Katerina Lebdeva von der Galerie Andrev Kuznetsov in Moskau öffnet in gewohnt eleganter Manier die Tür zu ihrem Zimmer im Hotel Diplomat. Ihr schulterlanges glänzendes Haar fällt auf eine perlweiße Bluse, deren obere Knöpfe geöffnet sind und ein kleines silbernes Kreuz an einer dünnen Kette zum Vorschein kommen lassen. Ihr Blick ist wach, das Lächeln auf den stark geschminkten Lippen warm. Nea nimmt ihren blumigen Geruch wahr, als sie mit drei Wangenküssen begrüßt wird.

Dies ist die dritte ihrer Verabredungen, die jedes Mal in diesem Hotel stattgefunden haben. An ihre erste Begegnung hat Nea nur vage Erinnerungen, sie war nervös, weil so irre viel auf dem Spiel stand. Diesmal ist es anders, sie ist weniger angespannt, aber trotzdem kann viel zu viel schieflaufen, als dass sie vollkommen locker in dieses Meeting gehen könnte.

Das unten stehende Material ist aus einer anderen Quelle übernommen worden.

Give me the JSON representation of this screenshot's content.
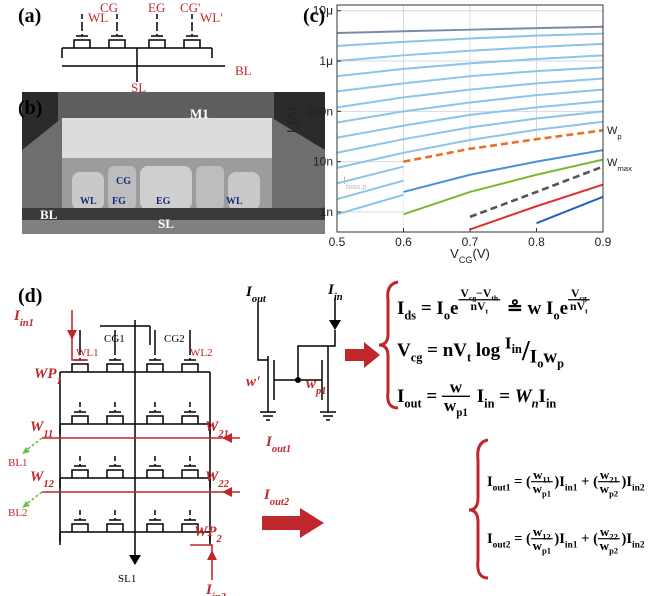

Sie hält das gut verpackte Gemälde fest umklammert.

Katerina tritt beiseite und bittet sie ins Zimmer, deutet auf einen einsamen Sessel vor dem Fenster.

»Setzen Sie sich, setzen Sie sich«, sagt sie. »Hier oben kann ich Ihnen leider nichts anbieten, aber unten im Hotelrestaurant wartet ein Tisch auf uns.«

Alles wie vor knapp einem Monat, als sie sich das letzte Mal gesehen haben.

Nea reicht ihr das Bild, dann lässt sie sich im Sessel nieder. Katerinas Miene hellt auf, als hätte sie gerade ein unerwartetes Geschenk erhalten, als wäre das eingepackte Gemälde eine Überraschung und nicht etwa der Grund, warum sie sich heute überhaupt treffen. Vorsichtig packt sie Nadezhdas neueste Arbeit aus. Sie wirft die Kissen vom Hotelbett, lehnt das Bild ans Kopfteil und tritt einen Schritt zurück. Die Arme vor der Brust verschränkt, studiert sie die Malerei. Nea beobachtet sie.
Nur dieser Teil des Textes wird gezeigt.